— Беда прежних русских властителей в том, не верили в приметы. У свободной многонациональной России был герб византийской династии Палеологов, лузеров, которые когда-то сдались на милость туркам. И несомненной промашкой стал флаг под аббревиатурой КГБ — красный — голубой — белый. Никогда ни с кем не воевавший царь Александра III Миролюбец объявил его государственным. Это вне сомнения флаг пацифистов. Николай II Престолопредатель подтвердил его государственный статус.
— И что потом?
— Позорное поражение в Русско-японской войне, неудачи в Первой мировой войне и разгром белогвардейщины под этим флагом. Это несомненно подчеркнуло латентное…
— Чаво?
— Ну скрытое стремление либеральных властей России к национальному предательству. Двести лет назад никто не знал человека по имени Ленин. Десять лет назад никто не слышал про Толика Цоя. А они оба обыграли всех. Никогда не играйте в азартные игры с русскими! Сами без штанов останетесь. Для криминального элемента есть более уютные страны, а мы с вами разве не уголовники, признайтесь, друзья мои?
— Уголовник — то чаво? — спросила Фёкла.
— Это тот, кто ищет пятый угол в квадратной комнате.
ГЛАВА 20.0 УРОКИ ЧИСТОПИСАНИЯ
За картами шла неделя за неделей. Ерофеич изнывал от этой скуки. А для вошедшего в привычную колею Шмонса время мчалась незаметно. Он выздоравливал буквально на глазах. Худоба так и не прошла, зато к нему возвращались цепкий ум, безразмерная память и ловкость рук. Он азартно шпилился в карты с невозмутимой тунгуской и как-то с каждым днём всё больше оживлялся и воодушевлялся, словно к нему вернулись прежний смысл существования и радость бытия. Но внешне он так и остался совершенно лысым, беззубым стариком с глубоко запавшими глазами в его-то сорок лет!
Ерофеич ничего не понимал в этой нудной игре в карты и только дивился, что такой высокоумный человек, как Шманец, может заниматься эдакой дуристикой. Разжалованный мент за свою жизнь насмотрелся на картёжную братию из всякого сброда в бесчисленных поселковых притонах, которыми покрылась вся незалежная Республика Восточная Сибирь за время её недолгого существования.

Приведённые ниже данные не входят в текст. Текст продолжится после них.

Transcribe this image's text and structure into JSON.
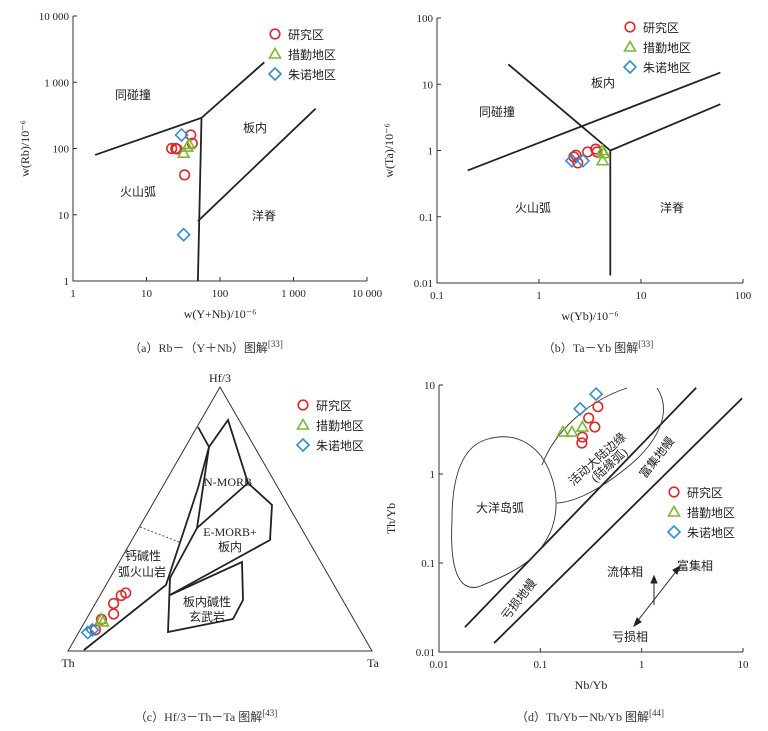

Бегунцы и бродяги играли на краденое шмотьё, добытое на большой дороге или в налётах на охраняемые торгограды иностранцев, чтобы приодеться на зиму. Иноземные вояки играли на блокпостах за солидную прибавку к жалованию наёмника, чтобы скопить кругленькую сумму к сроку, когда можно будет навсегда порвать с опасным ремеслом и вернуться на тёплую родину из холодной Сибири.
Играть же просто так ради игры способны только психи. Но Ерофеич был даже рад новому виду умопомешательства своего гостя, потому что сумасшедший с картами это вам не маньяк с пистолетом. А Шмонс злился, когда Ерофеич невпопад сбрасывал карты:
— Кто ж так играет, мужик? Так можно профершпилиться до последнего копья.
— Как хочу, так и играю. А честно говоря, так-то и вовсе не хочу играть.
— И то правда, нечего тебе штаны с нами просиживать бестолку, мужик! Только нам игру ломаешь. Иди-ка ты займись своими оленьими постромками да войлочными пыжами. Вот из тунгуски я смогу сделать классную шпильманшу. Она прирождённый понтёр — играет против банкомёта, как будто сама банк держит.
— Хэх, рассмешил!
— Точно-точно!.. Мне с ней забавно, а с тобой занудно. Ступай-ка по своим мужицким делам. Нет в тебе азарта, нет перчику, что ли. Ты мужик, и этим всё сказано. Не чувствуешь вкуса жизни. А у Фёклы какая-то чертовщинка забавная нет-нет да и проклюнется!
Ерофеич выдохнул с облегчением. Перед сном он шепнул тунгуске:
— Фёкла, кидай всё и играй с ним в карты все дни напропалую, когда только ему вздумается. И повторяй старательно всё, что он тебе скажет. А то сбесится снова.
— А по дому ходитя кода?
— По хозяйству я управлюсь. Даже трусы твои зассанные стирать буду. Мне главное, чтоб гость до весны не свихнулся от своих диковинных причуд. А то не увижу я тёплого моря до самой смертушки моей.
— И корова вымя мытя?
— И корову подою, и тёлочку покормлю. Всё за тебя исполню в лучшем виде. А то если этот придурок снова закиснет да свихнётся до весны, то и мне тожить каюк беспросветный. Век мне в тайге жить и по-волчьи выть, пока не подохну.
— А меня куды?
— Тебе так и так век вековать в таёжном чуме да собачьей шкурой укрываться. Доля твоя такая зверская — вернуться на природу.